Any suggestions are greatly appreciated!

Answer 1

Yes, your approach is correct. To elaborate, let $h=f-g$. Without loss of generality we can assume that $h$ takes value in $\mathbb{R}\cup\{\infty\}$. Consider the sets $A_n=h^{-1}\Big(\big[\frac{1}{n},\infty\big]\Big)$ and $B_n=h^{-1}\Big(\big[-\infty,-\frac{1}{n}\big]\Big)$ for $n\in\mathbb{N}$. These sets are inverse image of measurable sets, and hence measurable. Now $0=\int_{A_n}h\,d\mu\geq\frac{1}{n}\mu(A_n)$, and hence $\mu(A_n)=0$. Similarly we can show $\mu(B_n)=0$. Hence $\mu(\bigcup_n (A_n \cup B_n))=0$. But $\bigcup_n A_n\cup B_n=h^{-1}\big(\{0\}^c\big)$. Therefore $\mu\Big((h^{-1}\big(\{0\}^c\big)\Big)=0$ and $h$ is zero almost everywhere.

Answer 2

Let $h=f-g$, so it is enough to show that $h=0$ almost everywhere.
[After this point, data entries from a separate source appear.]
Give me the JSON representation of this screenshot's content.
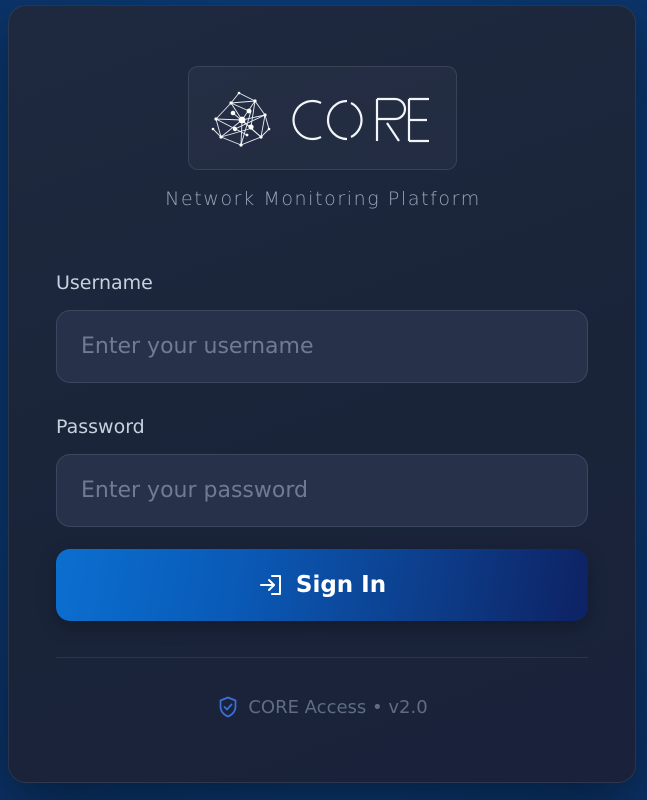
{
  "brand": {
    "name": "CORE",
    "subtitle": "Network Monitoring Platform",
    "logo_icon": "network-nodes-icon"
  },
  "form": {
    "username": {
      "label": "Username",
      "placeholder": "Enter your username",
      "value": ""
    },
    "password": {
      "label": "Password",
      "placeholder": "Enter your password",
      "value": ""
    },
    "submit": {
      "label": "Sign In",
      "icon": "sign-in-icon"
    }
  },
  "footer": {
    "icon": "shield-check-icon",
    "text": "CORE Access • v2.0"
  },
  "colors": {
    "background": "#0b3d7a",
    "card": "#1c263b",
    "input": "#27324a",
    "button_start": "#0b6fd0",
    "button_end": "#0d2263",
    "accent_icon": "#3b6fd6"
  }
}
Suppose not, so there is a small open set $U$ on which $h\neq 0$. Shrink $U$ or replace $h$ with $-h$ to ensure $h>0$ on $U$. Let $M=sup_{x\in U}h(x)$. So

$$V:=\{x\in U:h(x)>\frac{M}2\}=h^{-1}(\frac{M}2,M)$$

is an open set in $X$. So

$$\int_V h(x)dx>\int_V \frac{M}2dx=\frac{M}2\mu (V)>0.$$

But

$$\int_V h(x)dx=\int_V f(x)dx-\int_V g(x)dx=0,$$

which is a contradiction.

Answer 3

The measure $\nu$ given by $\nu(A)=\int_Af\,d\mu-\int_Ag\,d\mu$ is absolutely continuous with respect to $\mu$. By the Radon-Nikodym theorem its RN derivative $h$ is unique $\mu$-ae. On the one hand, $h=f-g$. And on the other, $\nu$ is just another name for the zero measure, whose RN density wrt $\mu$ is $0$. So $f=g$ $\mu$-ae.